La batalla por preservar el hablar español libremente se extiende a aulas y hogares. Organizaciones comunitarias impulsan talleres de aserción lingüística, recordando que el multilingüismo enriquece la nación. En ciudades con alta población latina, iniciativas locales contrarrestan el miedo con festivales culturales, donde el español resuena sin temor. Estos esfuerzos destacan la resiliencia de las comunidades, que convierten la adversidad en oportunidad para afirmar su lugar.
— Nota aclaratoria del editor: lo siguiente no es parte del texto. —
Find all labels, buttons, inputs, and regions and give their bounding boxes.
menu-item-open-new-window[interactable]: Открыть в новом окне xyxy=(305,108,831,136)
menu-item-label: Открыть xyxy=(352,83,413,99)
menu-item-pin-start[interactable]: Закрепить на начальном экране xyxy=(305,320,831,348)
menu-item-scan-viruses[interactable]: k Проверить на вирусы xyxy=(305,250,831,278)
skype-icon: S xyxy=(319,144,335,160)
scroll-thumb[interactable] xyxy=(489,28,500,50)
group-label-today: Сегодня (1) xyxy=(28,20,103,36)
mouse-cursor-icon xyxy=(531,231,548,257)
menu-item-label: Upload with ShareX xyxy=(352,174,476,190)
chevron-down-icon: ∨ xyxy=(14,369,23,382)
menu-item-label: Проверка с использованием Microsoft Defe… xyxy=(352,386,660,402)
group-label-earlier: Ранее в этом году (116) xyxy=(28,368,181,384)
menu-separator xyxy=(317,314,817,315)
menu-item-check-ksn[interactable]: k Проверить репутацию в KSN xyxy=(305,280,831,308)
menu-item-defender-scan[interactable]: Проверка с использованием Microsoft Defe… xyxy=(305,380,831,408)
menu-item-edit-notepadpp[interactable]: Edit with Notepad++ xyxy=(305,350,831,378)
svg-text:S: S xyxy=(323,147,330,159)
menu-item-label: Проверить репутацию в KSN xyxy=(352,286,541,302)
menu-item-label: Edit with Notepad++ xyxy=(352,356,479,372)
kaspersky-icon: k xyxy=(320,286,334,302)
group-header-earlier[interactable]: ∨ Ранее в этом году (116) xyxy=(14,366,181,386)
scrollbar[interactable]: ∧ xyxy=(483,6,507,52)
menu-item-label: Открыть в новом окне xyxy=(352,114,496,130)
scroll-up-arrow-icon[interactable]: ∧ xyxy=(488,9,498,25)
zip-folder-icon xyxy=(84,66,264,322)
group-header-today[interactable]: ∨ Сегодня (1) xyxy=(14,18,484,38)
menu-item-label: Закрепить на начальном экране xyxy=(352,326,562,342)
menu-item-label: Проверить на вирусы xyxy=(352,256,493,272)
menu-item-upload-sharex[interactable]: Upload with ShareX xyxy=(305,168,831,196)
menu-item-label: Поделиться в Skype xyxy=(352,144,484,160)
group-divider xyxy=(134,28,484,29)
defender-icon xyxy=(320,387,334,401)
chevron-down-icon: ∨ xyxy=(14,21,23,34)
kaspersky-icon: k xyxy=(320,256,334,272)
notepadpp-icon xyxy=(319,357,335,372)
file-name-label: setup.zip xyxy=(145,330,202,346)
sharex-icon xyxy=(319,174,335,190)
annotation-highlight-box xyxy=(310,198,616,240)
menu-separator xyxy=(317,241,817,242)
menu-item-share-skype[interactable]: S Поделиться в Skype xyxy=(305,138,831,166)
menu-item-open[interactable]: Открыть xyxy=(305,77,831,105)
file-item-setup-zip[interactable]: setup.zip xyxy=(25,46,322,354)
Desde una perspectiva histórica, Estados Unidos ha navegado olas de inmigración con tensiones similares. En el siglo XIX, el alemán enfrentó sospechas; en el XX, el italiano. Cada vez, la integración prevaleció, fortaleciendo la democracia. Hoy, con el hablar español bajo asedio, la lección es clara: la diversidad lingüística no divide, une. Políticos y jueces deben reconocer que la sospecha arbitraria socava la Constitución que juran defender.

En conversaciones informales con analistas de medios como CNN y ProPublica, se evidencia cómo estos incidentes no son aislados, sino parte de un patrón documentado en reportajes exhaustivos. Investigaciones de la ACLU también resaltan casos de ciudadanos detenidos erróneamente, subrayando la urgencia de reformas. Fuentes judiciales consultadas en San Francisco coinciden en que la disidencia de Sotomayor podría sentar precedente para apelaciones futuras, ofreciendo esperanza en medio del descontento.

Finalmente, el hablar español en Estados Unidos debe recuperarse como acto de orgullo, no de paranoia. Mientras comunidades se organizan, el debate nacional evoluciona, recordándonos que la verdadera seguridad radica en la inclusión, no en el miedo. Este capítulo, aunque turbulento, podría catalizar un renacimiento multicultural, donde idiomas como el español brillen como faros de unidad en una nación diversa.